A terceira revolução industrial ou revolução digital, começou após a segunda guerra mundial e foi até o começo dos anos 2000. Foi muito além das transformações industriais e dos meios de produção. A ciência interferiu na produção de forma mais intensa. As vedetes foram o computador, o fax, a engenharia genética e o celular.
A quarta revolução industrial está em andamento e não tem 20 anos. Ela é marcada pela convergência de tecnologias digitais, físicas e biológicas. Além das versões mais modernas do que já existia acrescente-se nanotecnologias, neurotecnologias, robôs, biotecnologia, sistemas de armazenamento de energia, drones e impressoras 3D. O que a diferencia da revolução anterior é a velocidade, o alcance e o impacto nos sistemas.

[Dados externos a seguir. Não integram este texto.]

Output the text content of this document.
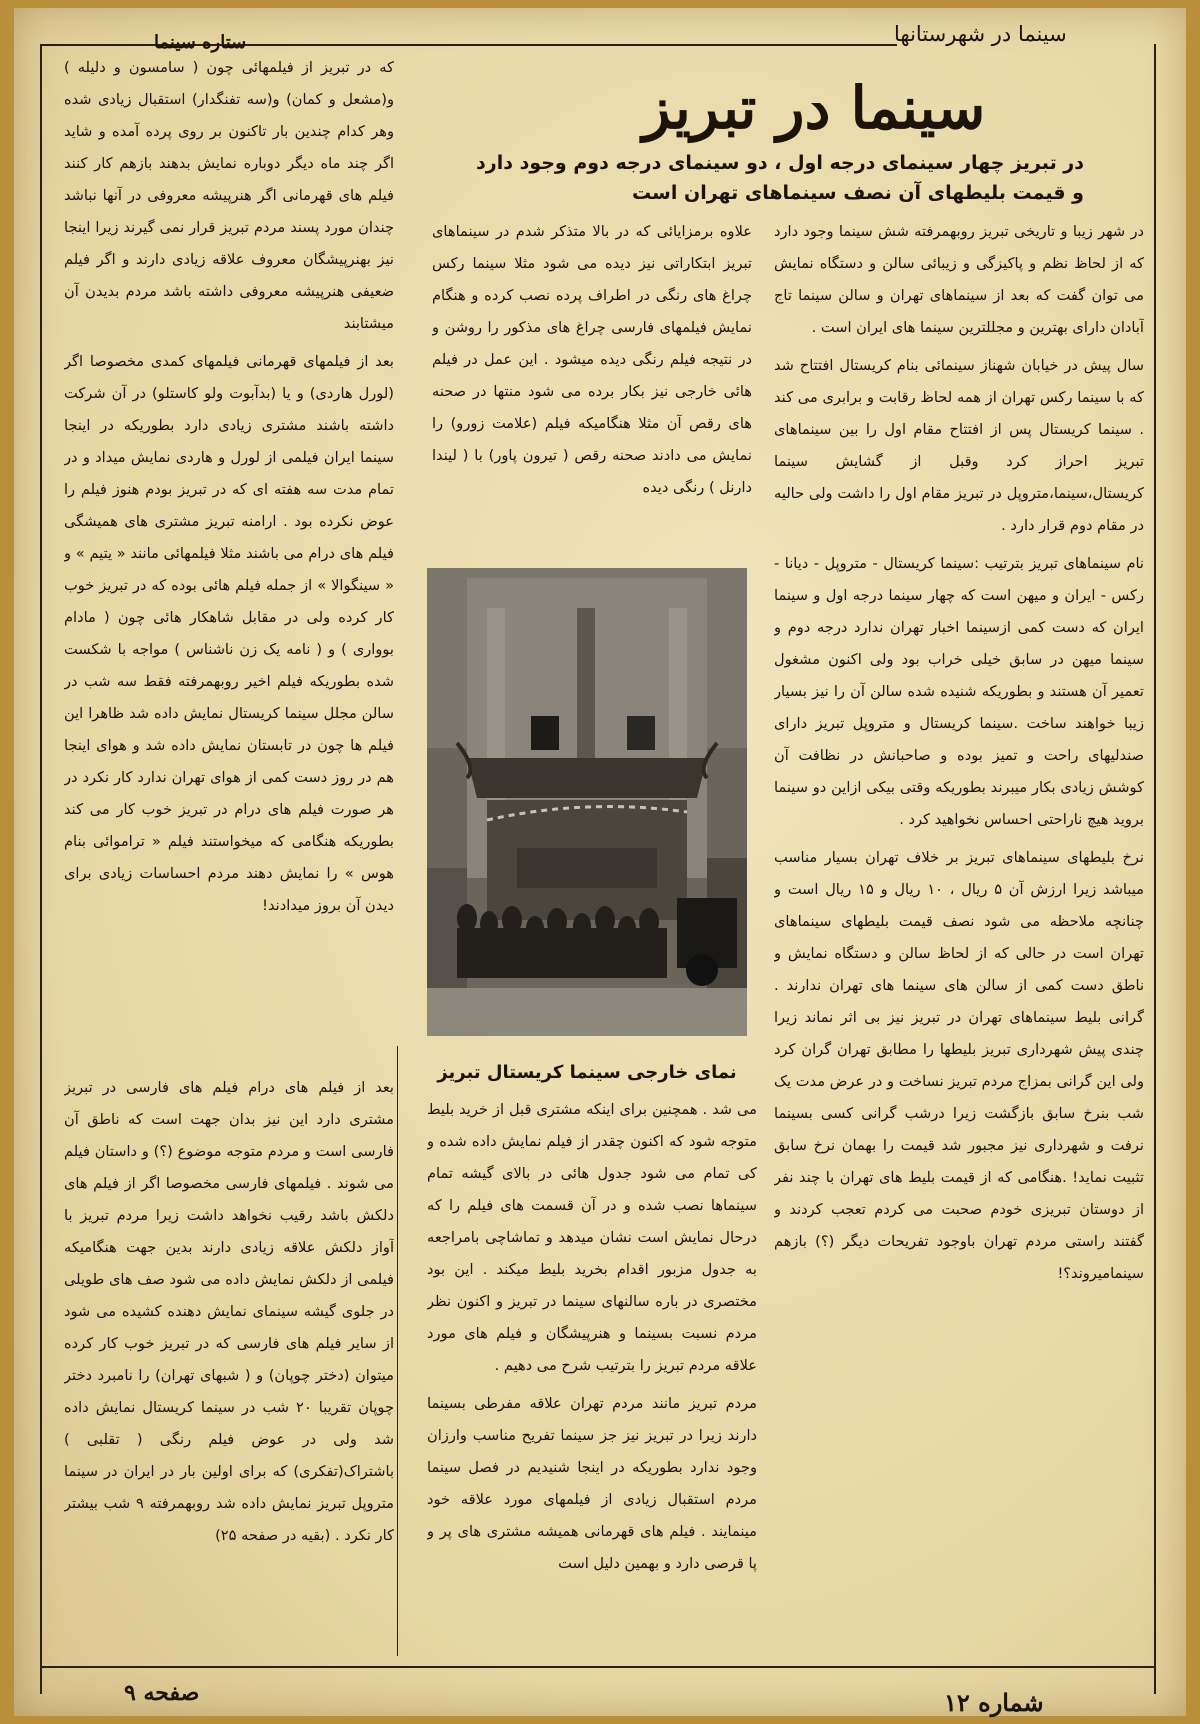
سینما در شهرستانها
ستاره سینما
سینما در تبریز
در تبریز چهار سینمای درجه اول ، دو سینمای درجه دوم وجود دارد و قیمت بلیطهای آن نصف سینماهای تهران است

در شهر زیبا و تاریخی تبریز روبهمرفته شش سینما وجود دارد که از لحاظ نظم و پاکیزگی و زیبائی سالن و دستگاه نمایش می توان گفت که بعد از سینماهای تهران و سالن سینما تاج آبادان دارای بهترین و مجللترین سینما های ایران است .

سال پیش در خیابان شهناز سینمائی بنام کریستال افتتاح شد که با سینما رکس تهران از همه لحاظ رقابت و برابری می کند . سینما کریستال پس از افتتاح مقام اول را بین سینماهای تبریز احراز کرد وقبل از گشایش سینما کریستال،سینما،متروپل در تبریز مقام اول را داشت ولی حالیه در مقام دوم قرار دارد .

نام سینماهای تبریز بترتیب :سینما کریستال - متروپل - دیانا - رکس - ایران و میهن است که چهار سینما درجه اول و سینما ایران که دست کمی ازسینما اخبار تهران ندارد درجه دوم و سینما میهن در سابق خیلی خراب بود ولی اکنون مشغول تعمیر آن هستند و بطوریکه شنیده شده سالن آن را نیز بسیار زیبا خواهند ساخت .سینما کریستال و متروپل تبریز دارای صندلیهای راحت و تمیز بوده و صاحبانش در نظافت آن کوشش زیادی بکار میبرند بطوریکه وقتی بیکی ازاین دو سینما بروید هیچ ناراحتی احساس نخواهید کرد .

نرخ بلیطهای سینماهای تبریز بر خلاف تهران بسیار مناسب میباشد زیرا ارزش آن ۵ ریال ، ۱۰ ریال و ۱۵ ریال است و چنانچه ملاحظه می شود نصف قیمت بلیطهای سینماهای تهران است در حالی که از لحاظ سالن و دستگاه نمایش و ناطق دست کمی از سالن های سینما های تهران ندارند . گرانی بلیط سینماهای تهران در تبریز نیز بی اثر نماند زیرا چندی پیش شهرداری تبریز بلیطها را مطابق تهران گران کرد ولی این گرانی بمزاج مردم تبریز نساخت و در عرض مدت یک شب بنرخ سابق بازگشت زیرا درشب گرانی کسی بسینما نرفت و شهرداری نیز مجبور شد قیمت را بهمان نرخ سابق تثبیت نماید! .هنگامی که از قیمت بلیط های تهران با چند نفر از دوستان تبریزی خودم صحبت می کردم تعجب کردند و گفتند راستی مردم تهران باوجود تفریحات دیگر (؟) بازهم سینمامیروند؟!

علاوه برمزایائی که در بالا متذکر شدم در سینماهای تبریز ابتکاراتی نیز دیده می شود مثلا سینما رکس چراغ های رنگی در اطراف پرده نصب کرده و هنگام نمایش فیلمهای فارسی چراغ های مذکور را روشن و در نتیجه فیلم رنگی دیده میشود . این عمل در فیلم هائی خارجی نیز بکار برده می شود منتها در صحنه های رقص آن مثلا هنگامیکه فیلم (علامت زورو) را نمایش می دادند صحنه رقص ( تیرون پاور) با ( لیندا دارنل ) رنگی دیده

نمای خارجی سینما کریستال تبریز

می شد . همچنین برای اینکه مشتری قبل از خرید بلیط متوجه شود که اکنون چقدر از فیلم نمایش داده شده و کی تمام می شود جدول هائی در بالای گیشه تمام سینماها نصب شده و در آن قسمت های فیلم را که درحال نمایش است نشان میدهد و تماشاچی بامراجعه به جدول مزبور اقدام بخرید بلیط میکند . این بود مختصری در باره سالنهای سینما در تبریز و اکنون نظر مردم نسبت بسینما و هنرپیشگان و فیلم های مورد علاقه مردم تبریز را بترتیب شرح می دهیم .

مردم تبریز مانند مردم تهران علاقه مفرطی بسینما دارند زیرا در تبریز نیز جز سینما تفریح مناسب وارزان وجود ندارد بطوریکه در اینجا شنیدیم در فصل سینما مردم استقبال زیادی از فیلمهای مورد علاقه خود مینمایند . فیلم های قهرمانی همیشه مشتری های پر و پا قرصی دارد و بهمین دلیل است

که در تبریز از فیلمهائی چون ( سامسون و دلیله ) و(مشعل و کمان) و(سه تفنگدار) استقبال زیادی شده وهر کدام چندین بار تاکنون بر روی پرده آمده و شاید اگر چند ماه دیگر دوباره نمایش بدهند بازهم کار کنند فیلم های قهرمانی اگر هنرپیشه معروفی در آنها نباشد چندان مورد پسند مردم تبریز قرار نمی گیرند زیرا اینجا نیز بهنرپیشگان معروف علاقه زیادی دارند و اگر فیلم ضعیفی هنرپیشه معروفی داشته باشد مردم بدیدن آن میشتابند

بعد از فیلمهای قهرمانی فیلمهای کمدی مخصوصا اگر (لورل هاردی) و یا (بدآبوت ولو کاستلو) در آن شرکت داشته باشند مشتری زیادی دارد بطوریکه در اینجا سینما ایران فیلمی از لورل و هاردی نمایش میداد و در تمام مدت سه هفته ای که در تبریز بودم هنوز فیلم را عوض نکرده بود . ارامنه تبریز مشتری های همیشگی فیلم های درام می باشند مثلا فیلمهائی مانند « یتیم » و « سینگوالا » از جمله فیلم هائی بوده که در تبریز خوب کار کرده ولی در مقابل شاهکار هائی چون ( مادام بوواری ) و ( نامه یک زن ناشناس ) مواجه با شکست شده بطوریکه فیلم اخیر روبهمرفته فقط سه شب در سالن مجلل سینما کریستال نمایش داده شد ظاهرا این فیلم ها چون در تابستان نمایش داده شد و هوای اینجا هم در روز دست کمی از هوای تهران ندارد کار نکرد در هر صورت فیلم های درام در تبریز خوب کار می کند بطوریکه هنگامی که میخواستند فیلم « تراموائی بنام هوس » را نمایش دهند مردم احساسات زیادی برای دیدن آن بروز میدادند!

بعد از فیلم های درام فیلم های فارسی در تبریز مشتری دارد این نیز بدان جهت است که ناطق آن فارسی است و مردم متوجه موضوع (؟) و داستان فیلم می شوند . فیلمهای فارسی مخصوصا اگر از فیلم های دلکش باشد رقیب نخواهد داشت زیرا مردم تبریز با آواز دلکش علاقه زیادی دارند بدین جهت هنگامیکه فیلمی از دلکش نمایش داده می شود صف های طویلی در جلوی گیشه سینمای نمایش دهنده کشیده می شود از سایر فیلم های فارسی که در تبریز خوب کار کرده میتوان (دختر چوپان) و ( شبهای تهران) را نامبرد دختر چوپان تقریبا ۲۰ شب در سینما کریستال نمایش داده شد ولی در عوض فیلم رنگی ( تقلبی ) باشتراک(تفکری) که برای اولین بار در ایران در سینما متروپل تبریز نمایش داده شد روبهمرفته ۹ شب بیشتر کار نکرد . (بقیه در صفحه ۲۵)

صفحه ۹	شماره ۱۲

A quinta revolução industrial convive com a anterior. Quase indistinguível. É chamada de sociedade 5.0 e tem como principais características o big data (grandes bancos de dados interligados) e a inteligência artificial que é uma área das ciências da computação cujo objetivo é produzir dispositivos que simulem a capacidade humana de raciocinar, perceber, tomar decisões e resolver problemas.
Parece futurista falar nisso. Mas já está em todo lugar. Dou alguns exemplos. Na educação, a figura do professor chamando o aluno pelo nome e este berrando “presente” já tem como alternativa sistemas de reconhecimento facial. Na saúde, programas se adiantam ao médico e interpretam resultados de exames. O Netflix, de acordo com o que você assiste, sugere filmes que você poderia gostar. O mesmo acontece no Facebook e no Google, com anúncios direcionados.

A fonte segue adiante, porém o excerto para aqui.